Closed oleksii-datsiuk closed 4 months ago
In addition to fixing the problem described in the issue, this PR has 2 more improvements:
In Snapshot.NewPage() there is comment: // there is need for _header.Savepoint() because changes here will incremental and will be persist later // if any problem occurs here, rollback will catch this changes" However there is no savepoint in this function (and according to the history never was). So I added savepoint here. But not exactly in the place where comment is written, but in the "else" block inside this function, where savepoint seems to be important.
I made WalIndexService.CurrentReadVersion synchronized. Its backing field (_currentReadVersion) is accessed (read and modified) in the same class in Clear() and ConfirmTransaction() functions. These functions are atomic by using _indexLock. Especially ConfirmTransaction is interesting, because it first increases _currentReadVersion and then adds some data based on this increased value to the WAL index. So it seems unsafe to be able to access WalIndexService.CurrentReadVersion property while ConfirmTransaction() is still being executed.
Hi @oleksii-datsiuk,
Today I managed to do the tests I needed to better understand the problem. I could see the competition problem occurring with your example. I want to thank you again for your attention and effort, as I know it is a very complex job. The whole community thanks you!
Hi @mbdavid
Thank you very much for your appreciation! In fact, we worked on this issue together with Volodymyr Dombrovsky (https://github.com/dombrovsky), so we'll share thanks together ))
Honestly, we had almost no choice other than to investigate this problem and try to fix it. Our product strongly depends on LiteDB, and the more clients are using it, the more we see problems with DB corruption.
After creating this PR I also have found that the fix provided here solves not only scenarios described in original issue (https://github.com/mbdavid/LiteDB/issues/2503), but also some other related scenarios that finally may cause DB corruption. So for us it was highly important to have this fix. Right now we are using our own fork from version 5.0.17 where we apply our fixes. We had some additional problems with 5.0.19, so we are not risking to switch to the latest version right now.

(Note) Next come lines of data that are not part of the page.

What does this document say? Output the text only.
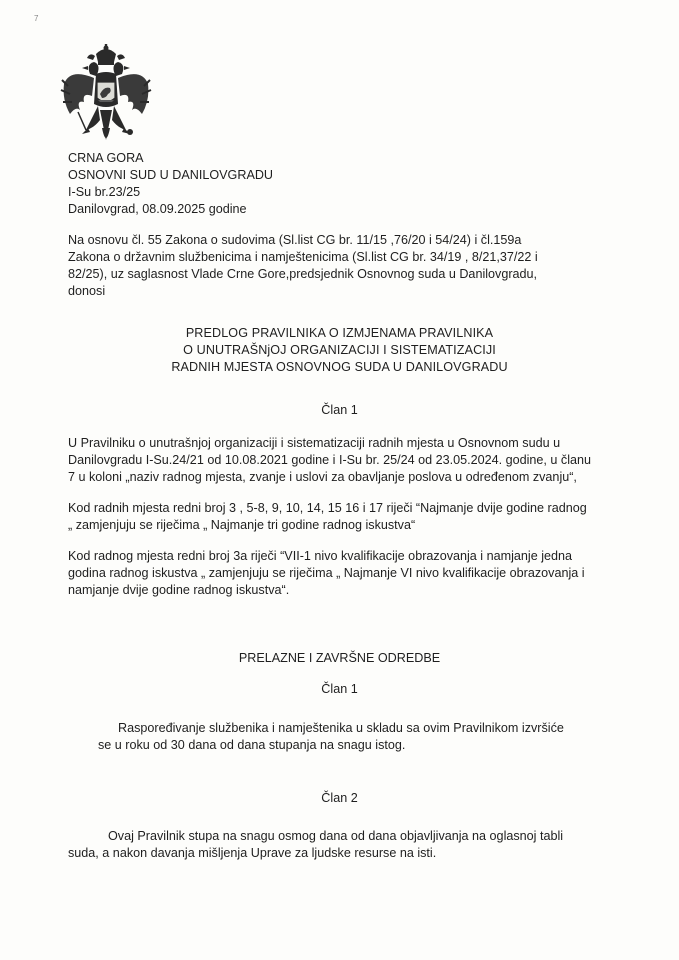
7
CRNA GORA
OSNOVNI SUD U DANILOVGRADU
I-Su br.23/25
Danilovgrad, 08.09.2025 godine
Na osnovu čl. 55 Zakona o sudovima (Sl.list CG br. 11/15 ,76/20 i 54/24) i čl.159a
Zakona o državnim službenicima i namještenicima (Sl.list CG br. 34/19 , 8/21,37/22 i
82/25), uz saglasnost Vlade Crne Gore,predsjednik Osnovnog suda u Danilovgradu,
donosi
PREDLOG PRAVILNIKA O IZMJENAMA PRAVILNIKA
O UNUTRAŠNjOJ ORGANIZACIJI I SISTEMATIZACIJI
RADNIH MJESTA OSNOVNOG SUDA U DANILOVGRADU
Član 1
U Pravilniku o unutrašnjoj organizaciji i sistematizaciji radnih mjesta u Osnovnom sudu u
Danilovgradu I-Su.24/21 od 10.08.2021 godine i I-Su br. 25/24 od 23.05.2024. godine, u članu
7 u koloni „naziv radnog mjesta, zvanje i uslovi za obavljanje poslova u određenom zvanju“,
Kod radnih mjesta redni broj 3 , 5-8, 9, 10, 14, 15 16 i 17 riječi “Najmanje dvije godine radnog
„ zamjenjuju se riječima „ Najmanje tri godine radnog iskustva“
Kod radnog mjesta redni broj 3a riječi “VII-1 nivo kvalifikacije obrazovanja i namjanje jedna
godina radnog iskustva „ zamjenjuju se riječima „ Najmanje VI nivo kvalifikacije obrazovanja i
namjanje dvije godine radnog iskustva“.
PRELAZNE I ZAVRŠNE ODREDBE
Član 1
Raspoređivanje službenika i namještenika u skladu sa ovim Pravilnikom izvršiće
se u roku od 30 dana od dana stupanja na snagu istog.
Član 2
Ovaj Pravilnik stupa na snagu osmog dana od dana objavljivanja na oglasnoj tabli
suda, a nakon davanja mišljenja Uprave za ljudske resurse na isti.
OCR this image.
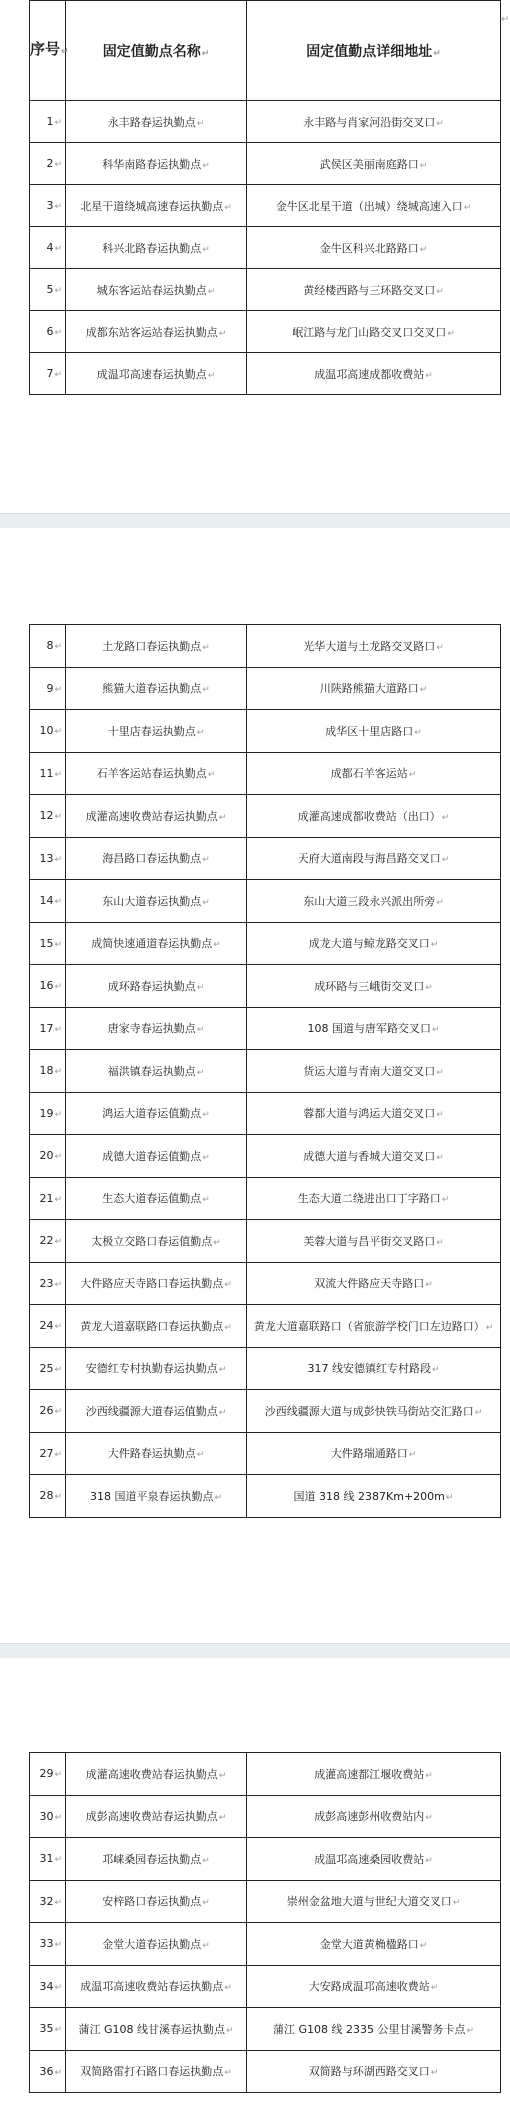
↵
序号↵	固定值勤点名称↵	固定值勤点详细地址↵
1↵	永丰路春运执勤点↵	永丰路与肖家河沿街交叉口↵
2↵	科华南路春运执勤点↵	武侯区美丽南庭路口↵
3↵	北星干道绕城高速春运执勤点↵	金牛区北星干道（出城）绕城高速入口↵
4↵	科兴北路春运执勤点↵	金牛区科兴北路路口↵
5↵	城东客运站春运执勤点↵	黄经楼西路与三环路交叉口↵
6↵	成都东站客运站春运执勤点↵	岷江路与龙门山路交叉口交叉口↵
7↵	成温邛高速春运执勤点↵	成温邛高速成都收费站↵
8↵	土龙路口春运执勤点↵	光华大道与土龙路交叉路口↵
9↵	熊猫大道春运执勤点↵	川陕路熊猫大道路口↵
10↵	十里店春运执勤点↵	成华区十里店路口↵
11↵	石羊客运站春运执勤点↵	成都石羊客运站↵
12↵	成灌高速收费站春运执勤点↵	成灌高速成都收费站（出口）↵
13↵	海昌路口春运执勤点↵	天府大道南段与海昌路交叉口↵
14↵	东山大道春运执勤点↵	东山大道三段永兴派出所旁↵
15↵	成简快速通道春运执勤点↵	成龙大道与鲸龙路交叉口↵
16↵	成环路春运执勤点↵	成环路与三峨街交叉口↵
17↵	唐家寺春运执勤点↵	108 国道与唐军路交叉口↵
18↵	福洪镇春运执勤点↵	货运大道与青南大道交叉口↵
19↵	鸿运大道春运值勤点↵	蓉都大道与鸿运大道交叉口↵
20↵	成德大道春运值勤点↵	成德大道与香城大道交叉口↵
21↵	生态大道春运值勤点↵	生态大道二绕进出口丁字路口↵
22↵	太极立交路口春运值勤点↵	芙蓉大道与昌平街交叉路口↵
23↵	大件路应天寺路口春运执勤点↵	双流大件路应天寺路口↵
24↵	黄龙大道嘉联路口春运执勤点↵	黄龙大道嘉联路口（省旅游学校门口左边路口）↵
25↵	安德红专村执勤春运执勤点↵	317 线安德镇红专村路段↵
26↵	沙西线疆源大道春运值勤点↵	沙西线疆源大道与成彭快铁马街站交汇路口↵
27↵	大件路春运执勤点↵	大件路瑞通路口↵
28↵	318 国道平泉春运执勤点↵	国道 318 线 2387Km+200m↵
29↵	成灌高速收费站春运执勤点↵	成灌高速都江堰收费站↵
30↵	成彭高速收费站春运执勤点↵	成彭高速彭州收费站内↵
31↵	邛崃桑园春运执勤点↵	成温邛高速桑园收费站↵
32↵	安梓路口春运执勤点↵	崇州金盆地大道与世纪大道交叉口↵
33↵	金堂大道春运执勤点↵	金堂大道黄桷楹路口↵
34↵	成温邛高速收费站春运执勤点↵	大安路成温邛高速收费站↵
35↵	蒲江 G108 线甘溪春运执勤点↵	蒲江 G108 线 2335 公里甘溪警务卡点↵
36↵	双简路雷打石路口春运执勤点↵	双简路与环湖西路交叉口↵
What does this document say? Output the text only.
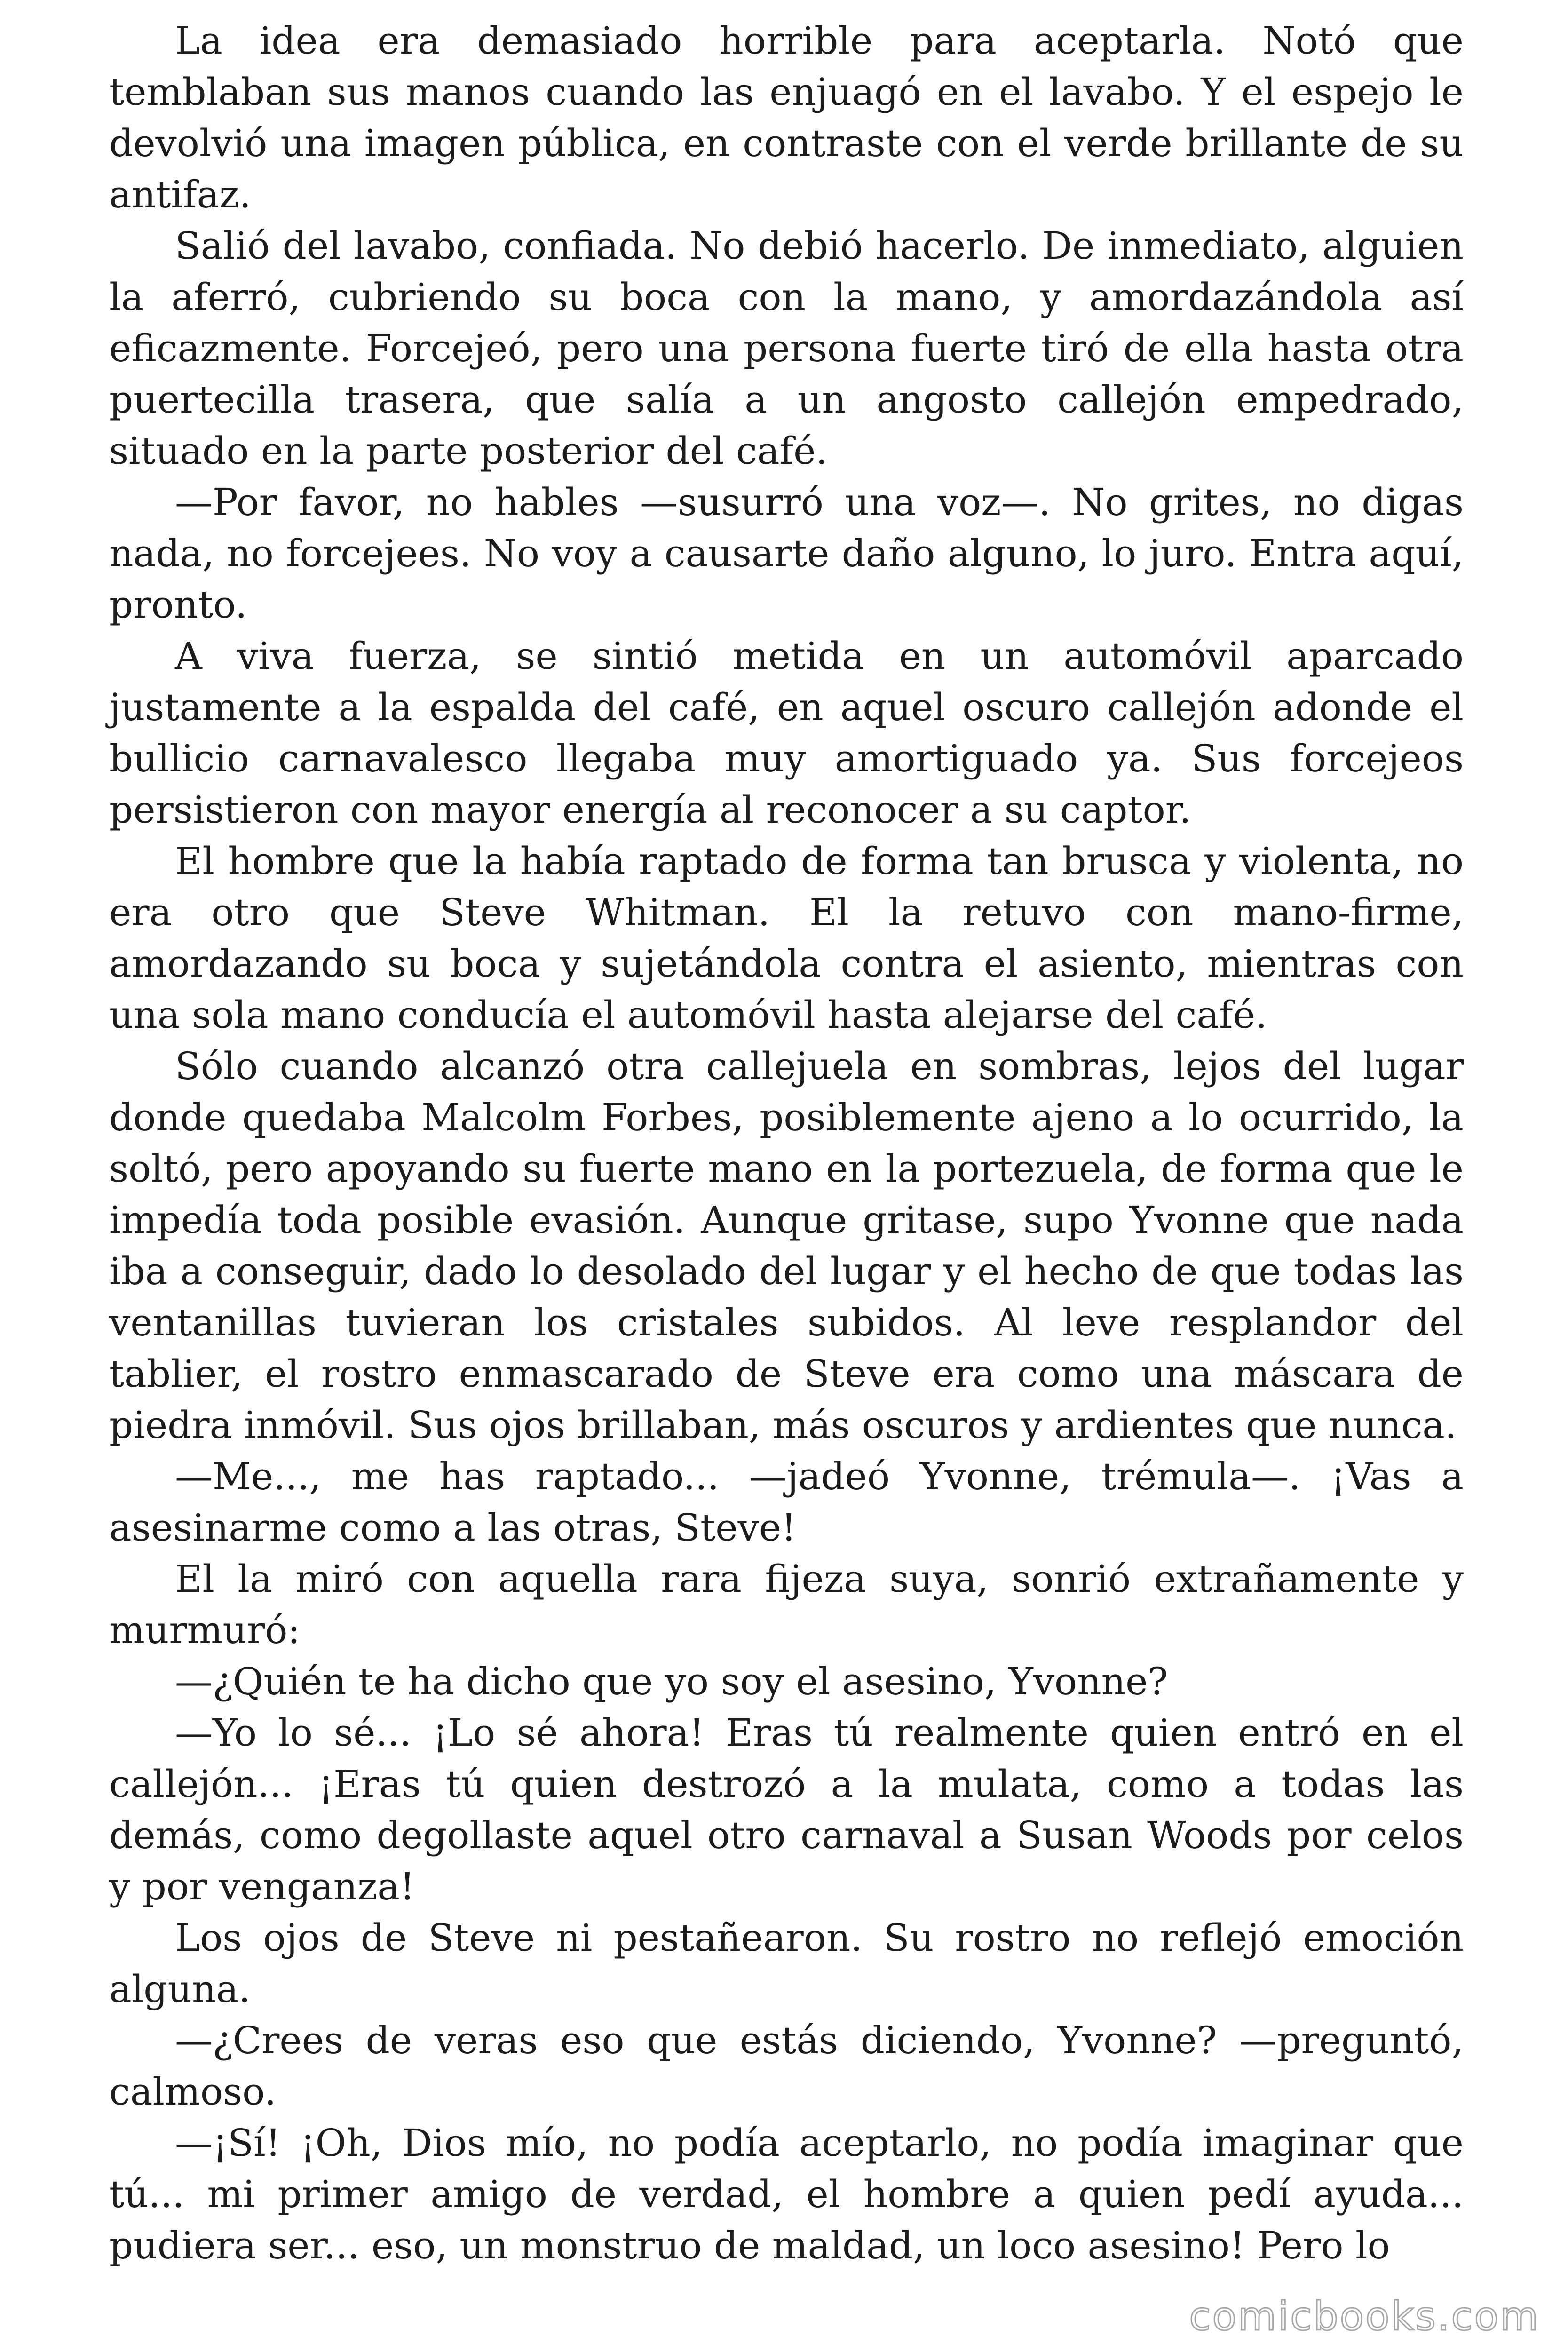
La idea era demasiado horrible para aceptarla. Notó que temblaban sus manos cuando las enjuagó en el lavabo. Y el espejo le devolvió una imagen pública, en contraste con el verde brillante de su antifaz.

Salió del lavabo, confiada. No debió hacerlo. De inmediato, alguien la aferró, cubriendo su boca con la mano, y amordazándola así eficazmente. Forcejeó, pero una persona fuerte tiró de ella hasta otra puertecilla trasera, que salía a un angosto callejón empedrado, situado en la parte posterior del café.

—Por favor, no hables —susurró una voz—. No grites, no digas nada, no forcejees. No voy a causarte daño alguno, lo juro. Entra aquí, pronto.

A viva fuerza, se sintió metida en un automóvil aparcado justamente a la espalda del café, en aquel oscuro callejón adonde el bullicio carnavalesco llegaba muy amortiguado ya. Sus forcejeos persistieron con mayor energía al reconocer a su captor.

El hombre que la había raptado de forma tan brusca y violenta, no era otro que Steve Whitman. El la retuvo con mano-firme, amordazando su boca y sujetándola contra el asiento, mientras con una sola mano conducía el automóvil hasta alejarse del café.

Sólo cuando alcanzó otra callejuela en sombras, lejos del lugar donde quedaba Malcolm Forbes, posiblemente ajeno a lo ocurrido, la soltó, pero apoyando su fuerte mano en la portezuela, de forma que le impedía toda posible evasión. Aunque gritase, supo Yvonne que nada iba a conseguir, dado lo desolado del lugar y el hecho de que todas las ventanillas tuvieran los cristales subidos. Al leve resplandor del tablier, el rostro enmascarado de Steve era como una máscara de piedra inmóvil. Sus ojos brillaban, más oscuros y ardientes que nunca.

—Me..., me has raptado... —jadeó Yvonne, trémula—. ¡Vas a asesinarme como a las otras, Steve!

El la miró con aquella rara fijeza suya, sonrió extrañamente y murmuró:

—¿Quién te ha dicho que yo soy el asesino, Yvonne?

—Yo lo sé... ¡Lo sé ahora! Eras tú realmente quien entró en el callejón... ¡Eras tú quien destrozó a la mulata, como a todas las demás, como degollaste aquel otro carnaval a Susan Woods por celos y por venganza!

Los ojos de Steve ni pestañearon. Su rostro no reflejó emoción alguna.

—¿Crees de veras eso que estás diciendo, Yvonne? —preguntó, calmoso.

—¡Sí! ¡Oh, Dios mío, no podía aceptarlo, no podía imaginar que tú... mi primer amigo de verdad, el hombre a quien pedí ayuda... pudiera ser... eso, un monstruo de maldad, un loco asesino! Pero lo

comicbooks.com
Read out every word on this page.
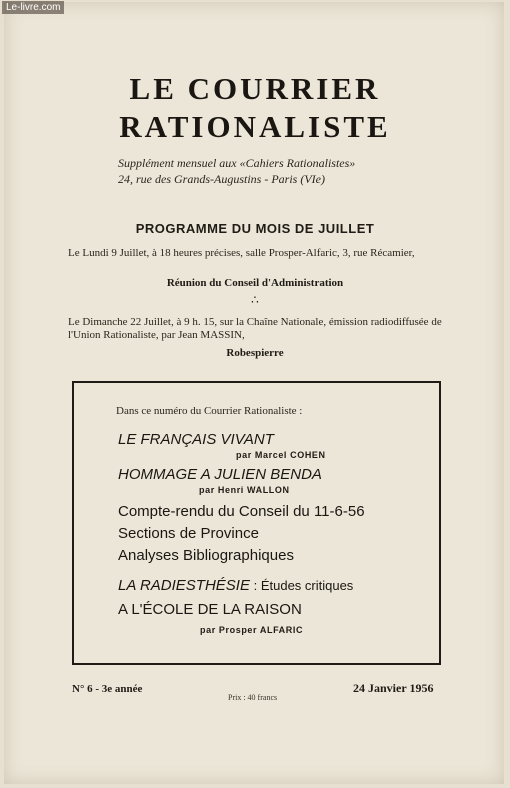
Le-livre.com
LE COURRIER
RATIONALISTE
Supplément mensuel aux «Cahiers Rationalistes»
24, rue des Grands-Augustins - Paris (VIe)
PROGRAMME DU MOIS DE JUILLET
Le Lundi 9 Juillet, à 18 heures précises, salle Prosper-Alfaric, 3, rue Récamier,
Réunion du Conseil d'Administration
∴
Le Dimanche 22 Juillet, à 9 h. 15, sur la Chaîne Nationale, émission radiodiffusée de l'Union Rationaliste, par Jean MASSIN,
Robespierre
Dans ce numéro du Courrier Rationaliste :
LE FRANÇAIS VIVANT
par Marcel COHEN
HOMMAGE A JULIEN BENDA
par Henri WALLON
Compte-rendu du Conseil du 11-6-56
Sections de Province
Analyses Bibliographiques
LA RADIESTHÉSIE : Études critiques
A L'ÉCOLE DE LA RAISON
par Prosper ALFARIC
N° 6 - 3e année
Prix : 40 francs
24 Janvier 1956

Btw, I'm not sure that you noticed one more issue https://github.com/mbdavid/LiteDB/issues/2480 and PR https://github.com/mbdavid/LiteDB/pull/2481, as it was merged not by you. There we have discovered another scenario in which we were getting DB corruption quite often. My PR prevents DB corruption by preventing usage of disposed snapshots, but maybe there could be some better solution that will also allow problematic use-case to work properly (see issue description).
We also would like to thank you for the great product. We hope that all critical issues will soon be stabilized, and we all will enjoy it to the fullest.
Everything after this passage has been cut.